GQ's Will Welch in the December 2013 print issue.

"Kanye West took abuse this year for, well, pretty much everything: calling himself a god, a genius, and "the nucleus" of culture; unabashedly declaring that he's the next Henry Ford, Howard Hughes, and/or Steve Jobs; and proclaiming that he'll one day be the leader of a multibillion-dollar company.

Somewhere in there he also put out a new album, Yeezus, a gloriously vicious sonic collage and unbridled expression of pure KanYeezian id. Stitched together like a digital Frankenstein, it also plays like an album by a guy who now has things to do other than just make albums.

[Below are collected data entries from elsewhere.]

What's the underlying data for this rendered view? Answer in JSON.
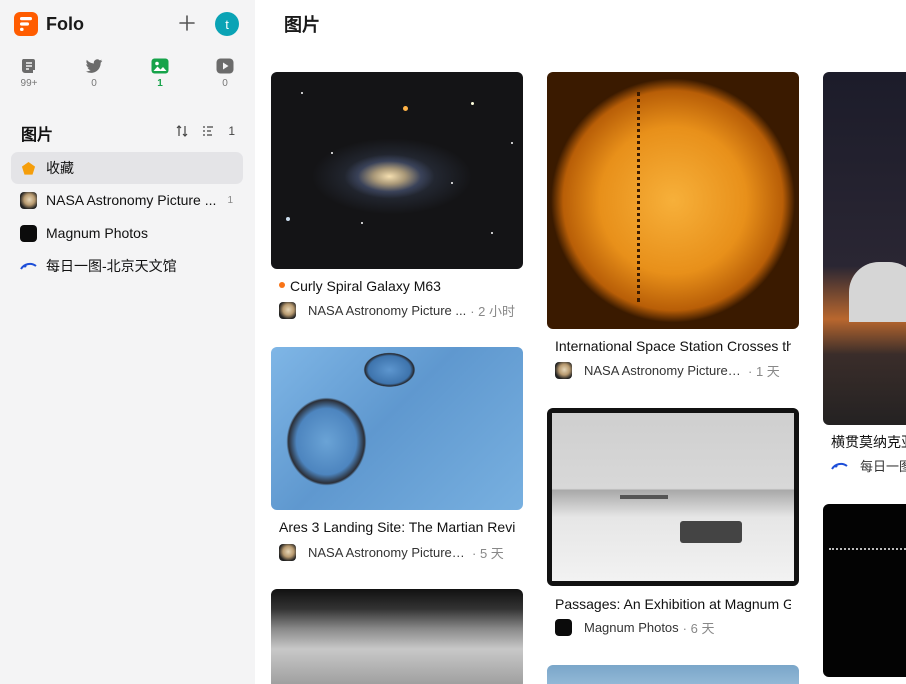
{
  "app": {
    "name": "Folo",
    "user_initial": "t"
  },
  "views": [
    {
      "icon": "article-icon",
      "count": "99+"
    },
    {
      "icon": "twitter-icon",
      "count": "0"
    },
    {
      "icon": "picture-icon",
      "count": "1"
    },
    {
      "icon": "video-icon",
      "count": "0"
    }
  ],
  "section": {
    "title": "图片",
    "count": "1"
  },
  "subscriptions": [
    {
      "label": "收藏",
      "count": ""
    },
    {
      "label": "NASA Astronomy Picture ...",
      "count": "1"
    },
    {
      "label": "Magnum Photos",
      "count": ""
    },
    {
      "label": "每日一图-北京天文馆",
      "count": ""
    }
  ],
  "main": {
    "title": "图片"
  },
  "entries": [
    {
      "title": "Curly Spiral Galaxy M63",
      "source": "NASA Astronomy Picture ...",
      "time": "· 2 小时",
      "unread": true
    },
    {
      "title": "Ares 3 Landing Site: The Martian Revis",
      "source": "NASA Astronomy Picture of...",
      "time": "· 5 天",
      "unread": false
    },
    {
      "title": "International Space Station Crosses th",
      "source": "NASA Astronomy Picture of ...",
      "time": "· 1 天",
      "unread": false
    },
    {
      "title": "Passages: An Exhibition at Magnum G",
      "source": "Magnum Photos",
      "time": "· 6 天",
      "unread": false
    },
    {
      "title": "横贯莫纳克亚",
      "source": "每日一图",
      "time": "",
      "unread": false
    }
  ],
  "colors": {
    "brand": "#ff5c00",
    "accent_green": "#16a34a",
    "avatar": "#0aa3b5",
    "unread_dot": "#f97316"
  }
}
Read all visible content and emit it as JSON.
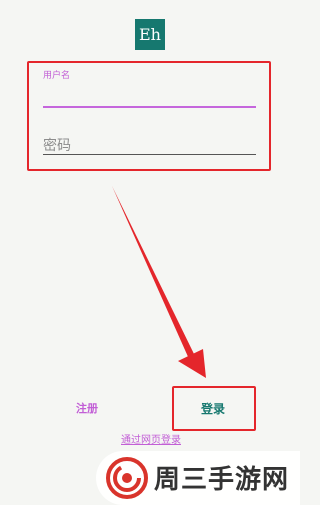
{
  "app": {
    "logo_text": "Eh",
    "accent_color": "#16786f",
    "secondary_color": "#c25fd6",
    "highlight_color": "#e4262b"
  },
  "form": {
    "username_label": "用户名",
    "username_value": "",
    "password_placeholder": "密码"
  },
  "actions": {
    "register_label": "注册",
    "login_label": "登录",
    "web_login_label": "通过网页登录"
  },
  "watermark": {
    "text": "周三手游网",
    "icon": "spiral-logo-icon"
  }
}
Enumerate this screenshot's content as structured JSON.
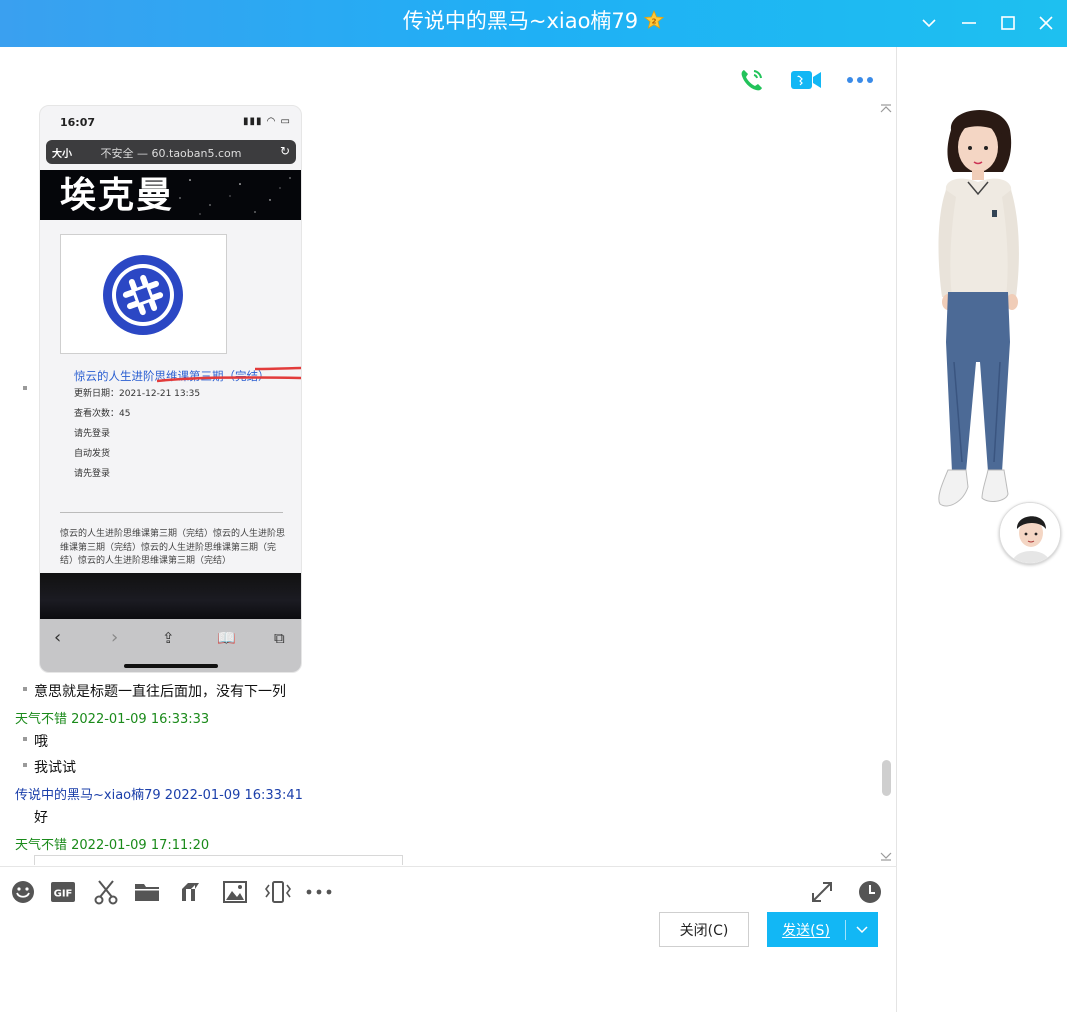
{
  "window": {
    "title": "传说中的黑马~xiao楠79",
    "accent": "#1fb0f5"
  },
  "header_actions": [
    "voice-call-icon",
    "video-call-icon",
    "more-icon"
  ],
  "shared_image": {
    "status_time": "16:07",
    "url_text_size": "大小",
    "url": "不安全 — 60.taoban5.com",
    "brand": "埃克曼",
    "product_title": "惊云的人生进阶思维课第三期（完结）",
    "meta": [
      "更新日期：2021-12-21 13:35",
      "查看次数：45",
      "请先登录",
      "自动发货",
      "请先登录"
    ],
    "description": "惊云的人生进阶思维课第三期（完结）惊云的人生进阶思维课第三期（完结）惊云的人生进阶思维课第三期（完结）惊云的人生进阶思维课第三期（完结）"
  },
  "messages": [
    {
      "type": "text",
      "text": "意思就是标题一直往后面加，没有下一列"
    },
    {
      "type": "meta",
      "sender": "天气不错",
      "time": "2022-01-09 16:33:33"
    },
    {
      "type": "text",
      "text": "哦"
    },
    {
      "type": "text",
      "text": "我试试"
    },
    {
      "type": "meta",
      "sender": "传说中的黑马~xiao楠79",
      "time": "2022-01-09 16:33:41"
    },
    {
      "type": "text",
      "text": "好"
    },
    {
      "type": "meta",
      "sender": "天气不错",
      "time": "2022-01-09 17:11:20"
    }
  ],
  "meta_lines": {
    "m1": "天气不错 2022-01-09 16:33:33",
    "m2": "传说中的黑马~xiao楠79 2022-01-09 16:33:41",
    "m3": "天气不错 2022-01-09 17:11:20"
  },
  "toolbar": {
    "icons": [
      "emoji-icon",
      "gif-icon",
      "screenshot-icon",
      "folder-icon",
      "music-icon",
      "image-icon",
      "shake-icon",
      "more-icon",
      "expand-icon",
      "history-icon"
    ]
  },
  "buttons": {
    "close": "关闭(C)",
    "send": "发送(S)"
  }
}
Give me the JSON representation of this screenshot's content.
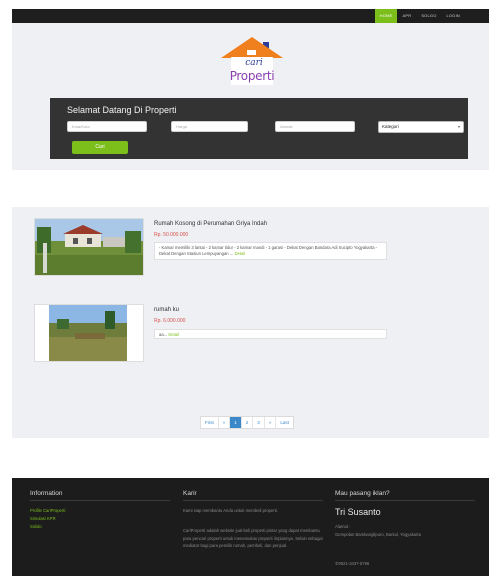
{
  "nav": {
    "items": [
      {
        "label": "HOME",
        "active": true
      },
      {
        "label": "APR",
        "active": false
      },
      {
        "label": "SOLGO",
        "active": false
      },
      {
        "label": "LOGIN",
        "active": false
      }
    ]
  },
  "logo": {
    "line1": "cari",
    "line2": "Properti"
  },
  "search": {
    "title": "Selamat Datang Di Properti",
    "kota_placeholder": "Kota/Kota",
    "harga_placeholder": "Harga",
    "alamat_placeholder": "Alamat",
    "kategori_value": "Kategori",
    "button": "Cari"
  },
  "listings": [
    {
      "title": "Rumah Kosong di Perumahan Griya Indah",
      "price": "Rp. 50.000.000",
      "desc": "- Kamar memiliki 3 lantai - 2 kamar tidur - 2 kamar mandi - 1 garasi - Dekat Dengan Bandara Adi Sucipto Yogyakarta - Dekat Dengan Stasiun Lempuyangan ...",
      "detail": "Detail"
    },
    {
      "title": "rumah ku",
      "price": "Rp. 6.000.000",
      "desc": "aa...",
      "detail": "Detail"
    }
  ],
  "pagination": [
    "First",
    "«",
    "1",
    "2",
    "3",
    "»",
    "Last"
  ],
  "pagination_active": "1",
  "footer": {
    "info": {
      "heading": "Information",
      "links": [
        "Profile CariProperti",
        "Simulasi KPR",
        "Solido"
      ]
    },
    "karir": {
      "heading": "Karir",
      "line1": "Kami siap membantu Anda untuk membeli properti.",
      "para": "CariProperti adalah website jual-beli properti pintar yang dapat membantu para pencari properti untuk menemukan properti impiannya. Selain sebagai mediator bagi para pemilik rumah, pembeli, dan penjual."
    },
    "contact": {
      "heading": "Mau pasang iklan?",
      "name": "Tri Susanto",
      "address_label": "Alamat :",
      "address": "Gempolan Bambanglipuro, Bantul, Yogyakarta",
      "phone": "0821-3437-5796"
    }
  },
  "colors": {
    "accent": "#7cbf1b",
    "price": "#d9534f",
    "link": "#3a87c9",
    "dark": "#333333"
  }
}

In song after song and interview after interviews, 'Ye made it clear that boundary-shattering music is second nature to him at this point -- a sort of sideline art project -- and he now wants to invest his relentless creative energy in making product, from loafers to movie screens to, ya know, skyscrapers. What he wants, in other words, is one of the few things that a young, rich, black celebrity can't have: the means of production. Andy Warhol changed the way we think about art and commerce when he painted soup cans; Kanye West wants to actually make soup.

For this aspiration -- for the sheer unlikeliness that he'll ever achieve it and, yes, the references to leather jogging pants -- people laughed at him and called him insane. But even if Kanye West Inc. never sells a single peacoat or sports car, in 2033 we still look back at Kanye circa 2013 differently. Because already, countless kids to whom he really is the nucleus are rewriting their dreams. What was once "I want to grow up to be a rapper who's got cars, clothes, and Jordans" is now "I want to grow up to design and produce my own cars, clothes, and Jordans." In that light, Yeezus-era Yeezy sounds revolutionary -- maybe even kinda sane."